Etrange ville qui vit aussi se développer sa propre culture, d’une réelle originalité. Dès 1900, Berlin comptait plus de théâtres que d’églises. Et sa culture populaire, son humour, exprimé dans des chansons, des poèmes, d’un dialecte coloré, qui remplace les « g » par des « j », les « ich » par des « ick », atteignit peut-être son apogée dans les dessins de Heinrich Zille, le Poulbot berlinois, qui immortalisa dans des oeuvres pleines de tendresse la vie des ouvriers et des gosses des rues. Très vite, Berlin affirma sa liberté d’esprit, son absence de préjugés, sa façon de ne rien prendre au tragique ou au sérieux. Tout au long des années 20, la ville ne cessa d’attirer à elle les artistes les plus divers – auteurs, metteurs en scène, peintres, poètes, cinéastes, écrivains – qui en firent une métropole artistique internationale, un foyer de création à peu près unique en Europe. Forteresse de l’art de gauche, symbole de la culture la plus progressiste de la République de Weimar, Berlin  » la Grande Prostituée   » sera aussi la ville la plus honnie par les nazis. Et Goebbels, qui sera chargé par Hitler de sa mise au pas, rasera les derniers cabarets au bulldozer pour anéantir l’humour berlinois. Et c’est là aussi un titre de gloire qu’une nouvelle génération reconnaît à la ville : avoir été, par la richesse de sa culture, le symbole de la résistance au nazisme.

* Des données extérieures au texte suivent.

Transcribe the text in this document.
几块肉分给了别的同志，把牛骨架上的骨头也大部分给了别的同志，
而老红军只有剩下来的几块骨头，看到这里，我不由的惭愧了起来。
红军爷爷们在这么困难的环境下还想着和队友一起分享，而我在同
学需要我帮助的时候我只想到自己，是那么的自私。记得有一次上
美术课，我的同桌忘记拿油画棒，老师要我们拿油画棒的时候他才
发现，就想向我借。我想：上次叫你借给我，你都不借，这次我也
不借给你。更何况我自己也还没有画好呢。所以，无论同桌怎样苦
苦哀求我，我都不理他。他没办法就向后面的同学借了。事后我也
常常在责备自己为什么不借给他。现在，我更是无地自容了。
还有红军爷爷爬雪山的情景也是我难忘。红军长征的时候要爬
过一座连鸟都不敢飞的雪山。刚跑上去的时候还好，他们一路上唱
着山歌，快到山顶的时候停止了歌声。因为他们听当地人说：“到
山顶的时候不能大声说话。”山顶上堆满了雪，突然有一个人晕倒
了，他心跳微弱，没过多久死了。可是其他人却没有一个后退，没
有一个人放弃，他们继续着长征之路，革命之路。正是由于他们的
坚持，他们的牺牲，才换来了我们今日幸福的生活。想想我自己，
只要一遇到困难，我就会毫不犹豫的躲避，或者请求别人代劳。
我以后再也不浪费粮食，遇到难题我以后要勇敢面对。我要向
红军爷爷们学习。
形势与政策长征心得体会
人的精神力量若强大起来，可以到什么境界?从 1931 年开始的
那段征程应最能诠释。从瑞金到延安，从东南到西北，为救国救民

Capitale du Reich, victime de la mégalomanie architecturale hitlérienne, admirablement servie par Albert Speer, la ville, après la couche de suie noire qui lui donna dès le début du siècle un aspect sinistre, allait connaître avec la fin de la guerre et la capitulation nazie un écrasement presque total. Sur les 980 000 habitations que comptait Berlin, plus de 340 000 furent anéanties et l’ensemble des ruines fut évalué, en 1945, à 45 millions de mètres cubes. Ce traumatisme des ruines, de l’année zéro, l’inconscient allemand s’efforcera vite de l’oublier. Il ne survivra que dans les romans d’Heinrich Böll, avant de resurgir dans les films de Rainer W. Fassbinder ou d‘Elma Sanders. On reprochera souvent à Berlin d’avoir conservé, au milieu de ses quartiers neufs et comme par défi, les vestiges de ses monuments détruits, qu’il s’agisse d’une églis incendiée ou d’une façade de gare. Or, ce sont précisément ces ruines qu’une nouvelle génération respecte et érige au rang de symboles.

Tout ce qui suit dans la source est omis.